The research also suggests advisers may face an uphill struggle if they believe prospective clients will willingly relinquish all control over their investments.


Some 88 per cent of non-advised multi-channel clients said they would always do their own internet research before seeing an adviser, and 77 per cent said they would only see an adviser for complex products and handle other investments by themselves.

Attain Wealth Management managing director Gordon Crothers says: “If clients have been stung in the past by a previous adviser, they do not have the confidence to trust an adviser completely. Hopefully an understanding of what the RDR changes mean will reignite consumers’ interest in dealing with advisers.”

Clearwater Financial Planning managing director Duncan Carter says: “Those who seek out advice do so because they need it or they value it. There is still mistrust of advisers, and we would be naïve to think otherwise. There will always be a group of people that do not seek advice, which may be down to trust, cost or general inertia.
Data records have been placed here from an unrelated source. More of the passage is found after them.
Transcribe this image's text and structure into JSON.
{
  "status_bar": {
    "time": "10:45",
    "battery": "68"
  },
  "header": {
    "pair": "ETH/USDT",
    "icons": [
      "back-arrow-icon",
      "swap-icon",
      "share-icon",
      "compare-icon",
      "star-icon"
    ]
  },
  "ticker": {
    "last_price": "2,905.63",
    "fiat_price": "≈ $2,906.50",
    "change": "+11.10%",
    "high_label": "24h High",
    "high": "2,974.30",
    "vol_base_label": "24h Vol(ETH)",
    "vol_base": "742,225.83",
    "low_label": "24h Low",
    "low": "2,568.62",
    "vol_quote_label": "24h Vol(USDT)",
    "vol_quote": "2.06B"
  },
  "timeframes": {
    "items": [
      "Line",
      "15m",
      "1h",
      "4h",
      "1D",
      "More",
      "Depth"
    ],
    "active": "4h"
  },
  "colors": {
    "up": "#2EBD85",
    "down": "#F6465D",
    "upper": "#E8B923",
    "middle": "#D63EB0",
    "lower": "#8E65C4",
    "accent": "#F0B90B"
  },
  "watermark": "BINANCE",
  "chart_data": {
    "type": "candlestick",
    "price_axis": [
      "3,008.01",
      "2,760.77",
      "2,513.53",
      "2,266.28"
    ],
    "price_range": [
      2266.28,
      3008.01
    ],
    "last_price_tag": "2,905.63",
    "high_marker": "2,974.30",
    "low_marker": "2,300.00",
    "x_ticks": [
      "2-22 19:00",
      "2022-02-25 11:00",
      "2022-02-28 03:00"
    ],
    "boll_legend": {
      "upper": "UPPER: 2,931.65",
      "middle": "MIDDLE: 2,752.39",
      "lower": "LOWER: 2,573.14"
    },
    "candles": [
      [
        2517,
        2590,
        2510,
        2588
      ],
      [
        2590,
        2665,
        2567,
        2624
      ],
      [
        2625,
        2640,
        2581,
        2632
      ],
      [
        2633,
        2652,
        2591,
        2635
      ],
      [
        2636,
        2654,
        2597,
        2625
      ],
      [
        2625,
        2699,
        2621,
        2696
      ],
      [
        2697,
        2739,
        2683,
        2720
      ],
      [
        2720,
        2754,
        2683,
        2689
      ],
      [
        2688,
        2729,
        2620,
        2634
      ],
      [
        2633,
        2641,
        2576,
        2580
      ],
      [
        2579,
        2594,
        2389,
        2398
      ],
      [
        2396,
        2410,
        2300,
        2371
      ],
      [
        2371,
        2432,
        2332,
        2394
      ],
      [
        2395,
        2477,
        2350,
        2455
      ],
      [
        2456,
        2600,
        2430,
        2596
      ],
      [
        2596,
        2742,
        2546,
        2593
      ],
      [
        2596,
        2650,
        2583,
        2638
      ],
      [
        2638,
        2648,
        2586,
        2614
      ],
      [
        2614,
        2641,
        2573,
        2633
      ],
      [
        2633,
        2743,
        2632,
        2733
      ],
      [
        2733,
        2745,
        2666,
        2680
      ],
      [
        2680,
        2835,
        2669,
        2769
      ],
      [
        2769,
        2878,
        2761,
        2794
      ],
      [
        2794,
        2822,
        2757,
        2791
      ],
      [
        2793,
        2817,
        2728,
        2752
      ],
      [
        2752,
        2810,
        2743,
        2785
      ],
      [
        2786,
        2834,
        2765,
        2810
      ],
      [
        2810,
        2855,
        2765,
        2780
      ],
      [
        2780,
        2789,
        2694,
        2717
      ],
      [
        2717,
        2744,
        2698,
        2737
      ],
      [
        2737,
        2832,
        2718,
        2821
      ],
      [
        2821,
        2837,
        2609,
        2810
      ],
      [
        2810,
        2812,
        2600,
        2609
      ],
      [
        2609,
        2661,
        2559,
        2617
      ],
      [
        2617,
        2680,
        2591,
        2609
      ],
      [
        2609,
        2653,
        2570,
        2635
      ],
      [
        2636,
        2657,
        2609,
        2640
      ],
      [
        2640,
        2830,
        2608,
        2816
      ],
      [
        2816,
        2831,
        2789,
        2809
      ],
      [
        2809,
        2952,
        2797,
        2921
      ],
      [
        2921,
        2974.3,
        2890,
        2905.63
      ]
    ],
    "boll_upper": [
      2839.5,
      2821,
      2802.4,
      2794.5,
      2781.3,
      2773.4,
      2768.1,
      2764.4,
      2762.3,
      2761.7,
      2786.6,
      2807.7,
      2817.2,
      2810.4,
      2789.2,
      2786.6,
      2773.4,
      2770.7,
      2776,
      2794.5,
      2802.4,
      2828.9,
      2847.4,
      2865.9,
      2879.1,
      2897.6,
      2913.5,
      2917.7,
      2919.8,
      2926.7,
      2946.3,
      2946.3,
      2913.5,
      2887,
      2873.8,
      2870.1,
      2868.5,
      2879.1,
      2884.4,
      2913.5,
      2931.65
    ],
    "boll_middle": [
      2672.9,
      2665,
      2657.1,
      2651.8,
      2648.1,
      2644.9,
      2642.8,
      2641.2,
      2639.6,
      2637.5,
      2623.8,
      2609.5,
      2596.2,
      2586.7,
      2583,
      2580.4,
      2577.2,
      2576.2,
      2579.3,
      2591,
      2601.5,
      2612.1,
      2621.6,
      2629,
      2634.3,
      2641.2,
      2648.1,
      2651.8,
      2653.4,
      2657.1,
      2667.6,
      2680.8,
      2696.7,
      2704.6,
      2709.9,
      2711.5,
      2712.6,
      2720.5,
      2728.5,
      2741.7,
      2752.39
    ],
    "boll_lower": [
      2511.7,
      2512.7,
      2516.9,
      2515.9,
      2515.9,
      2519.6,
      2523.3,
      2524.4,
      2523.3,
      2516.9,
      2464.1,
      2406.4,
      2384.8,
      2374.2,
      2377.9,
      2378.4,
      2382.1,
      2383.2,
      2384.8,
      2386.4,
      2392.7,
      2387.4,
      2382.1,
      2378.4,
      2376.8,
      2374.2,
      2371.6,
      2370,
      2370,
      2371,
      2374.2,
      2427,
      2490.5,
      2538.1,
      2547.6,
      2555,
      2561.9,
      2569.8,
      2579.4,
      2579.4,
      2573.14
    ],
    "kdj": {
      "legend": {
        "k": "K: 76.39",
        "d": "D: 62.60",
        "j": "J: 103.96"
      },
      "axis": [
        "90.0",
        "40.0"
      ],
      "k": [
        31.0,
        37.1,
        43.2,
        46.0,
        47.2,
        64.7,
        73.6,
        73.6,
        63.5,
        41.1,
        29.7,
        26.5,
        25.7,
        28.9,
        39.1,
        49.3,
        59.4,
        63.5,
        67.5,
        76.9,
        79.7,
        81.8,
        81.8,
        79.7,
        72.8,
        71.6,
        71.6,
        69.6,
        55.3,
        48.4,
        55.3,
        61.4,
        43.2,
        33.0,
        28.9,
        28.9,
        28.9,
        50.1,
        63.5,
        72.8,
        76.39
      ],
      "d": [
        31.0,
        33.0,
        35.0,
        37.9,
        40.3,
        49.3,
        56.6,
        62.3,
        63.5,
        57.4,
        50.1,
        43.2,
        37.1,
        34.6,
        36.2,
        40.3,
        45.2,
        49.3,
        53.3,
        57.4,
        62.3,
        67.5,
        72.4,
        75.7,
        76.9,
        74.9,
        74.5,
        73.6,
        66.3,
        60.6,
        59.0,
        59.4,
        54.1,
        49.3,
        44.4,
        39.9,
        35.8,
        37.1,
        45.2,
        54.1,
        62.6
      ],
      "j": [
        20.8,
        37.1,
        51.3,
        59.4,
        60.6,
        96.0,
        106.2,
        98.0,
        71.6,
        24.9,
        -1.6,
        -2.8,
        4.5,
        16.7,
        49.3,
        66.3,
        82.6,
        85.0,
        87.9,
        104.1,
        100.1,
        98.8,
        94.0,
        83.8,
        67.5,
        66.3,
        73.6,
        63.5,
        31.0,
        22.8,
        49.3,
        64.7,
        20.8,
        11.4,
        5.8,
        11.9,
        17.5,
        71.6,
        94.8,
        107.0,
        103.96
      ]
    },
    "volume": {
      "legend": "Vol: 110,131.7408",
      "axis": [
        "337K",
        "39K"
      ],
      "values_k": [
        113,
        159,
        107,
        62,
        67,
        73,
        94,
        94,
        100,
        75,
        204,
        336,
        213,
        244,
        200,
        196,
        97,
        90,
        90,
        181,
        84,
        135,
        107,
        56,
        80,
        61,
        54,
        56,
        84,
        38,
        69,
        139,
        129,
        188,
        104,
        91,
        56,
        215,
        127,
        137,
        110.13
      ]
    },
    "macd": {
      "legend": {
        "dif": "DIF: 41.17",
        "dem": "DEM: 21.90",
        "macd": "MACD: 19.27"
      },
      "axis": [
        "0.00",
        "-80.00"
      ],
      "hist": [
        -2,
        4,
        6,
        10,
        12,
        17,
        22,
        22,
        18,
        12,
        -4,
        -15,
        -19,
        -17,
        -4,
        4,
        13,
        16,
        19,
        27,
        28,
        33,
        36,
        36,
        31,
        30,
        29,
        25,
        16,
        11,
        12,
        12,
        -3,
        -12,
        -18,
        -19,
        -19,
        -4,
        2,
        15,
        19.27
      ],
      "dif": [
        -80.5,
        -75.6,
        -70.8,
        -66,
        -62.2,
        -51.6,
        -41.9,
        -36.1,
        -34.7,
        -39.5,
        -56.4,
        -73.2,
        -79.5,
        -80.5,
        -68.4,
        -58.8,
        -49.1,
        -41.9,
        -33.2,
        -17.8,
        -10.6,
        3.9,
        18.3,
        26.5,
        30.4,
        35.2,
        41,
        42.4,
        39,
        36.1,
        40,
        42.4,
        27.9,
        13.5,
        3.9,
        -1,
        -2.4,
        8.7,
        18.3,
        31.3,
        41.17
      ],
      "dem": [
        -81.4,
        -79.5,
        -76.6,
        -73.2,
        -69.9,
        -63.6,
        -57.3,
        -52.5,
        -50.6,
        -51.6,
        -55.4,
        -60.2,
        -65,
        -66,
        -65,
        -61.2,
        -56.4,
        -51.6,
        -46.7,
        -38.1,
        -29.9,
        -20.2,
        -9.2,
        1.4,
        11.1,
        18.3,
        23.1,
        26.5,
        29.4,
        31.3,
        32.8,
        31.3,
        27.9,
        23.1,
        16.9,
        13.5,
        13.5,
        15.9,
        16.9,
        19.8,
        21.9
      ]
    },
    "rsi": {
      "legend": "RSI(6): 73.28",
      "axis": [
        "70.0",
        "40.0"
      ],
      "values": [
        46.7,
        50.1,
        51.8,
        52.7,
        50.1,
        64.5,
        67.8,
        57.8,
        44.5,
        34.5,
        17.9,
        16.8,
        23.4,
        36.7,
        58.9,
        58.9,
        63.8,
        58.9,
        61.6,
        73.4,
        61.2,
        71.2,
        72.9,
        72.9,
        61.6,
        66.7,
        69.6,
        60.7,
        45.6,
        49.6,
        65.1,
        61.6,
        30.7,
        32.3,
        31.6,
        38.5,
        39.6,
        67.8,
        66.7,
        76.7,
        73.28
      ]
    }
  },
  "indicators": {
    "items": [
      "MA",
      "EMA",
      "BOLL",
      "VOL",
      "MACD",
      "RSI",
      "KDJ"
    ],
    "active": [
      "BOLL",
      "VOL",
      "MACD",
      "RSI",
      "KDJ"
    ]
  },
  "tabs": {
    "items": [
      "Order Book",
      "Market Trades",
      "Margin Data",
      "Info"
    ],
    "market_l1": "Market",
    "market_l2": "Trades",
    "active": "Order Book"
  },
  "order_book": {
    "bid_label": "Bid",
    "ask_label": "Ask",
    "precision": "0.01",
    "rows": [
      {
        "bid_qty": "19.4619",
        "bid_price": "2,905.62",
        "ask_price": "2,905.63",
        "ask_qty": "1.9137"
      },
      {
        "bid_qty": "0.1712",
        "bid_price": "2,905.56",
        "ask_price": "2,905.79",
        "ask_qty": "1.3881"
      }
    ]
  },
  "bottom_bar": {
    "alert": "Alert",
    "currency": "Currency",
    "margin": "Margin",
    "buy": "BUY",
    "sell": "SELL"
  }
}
I think it will take a while for the public to get their head around the fact that advice is not solely about pushing products.”

Investment Quorum chief executive Lee Robertson says: “It used to be the case that we as advisers knew everything, and the public knew nothing. It is right that people challenge their advisers, just as they would challenge their doctors or their accountants.

“For those that are confident enough to self-direct, I wish them every luck. But there will be those who want the extra assistance, the confidence of working with someone who knows their way around the market, who understands the complexities of tax planning. As we go forward I expect there will be more of a “pick and mix” approach, where self-directed investors come to an adviser for complex planning or an issue they are less familiar with. What the RDR has delivered is a way for investors to become more engaged and involved with the advice process.”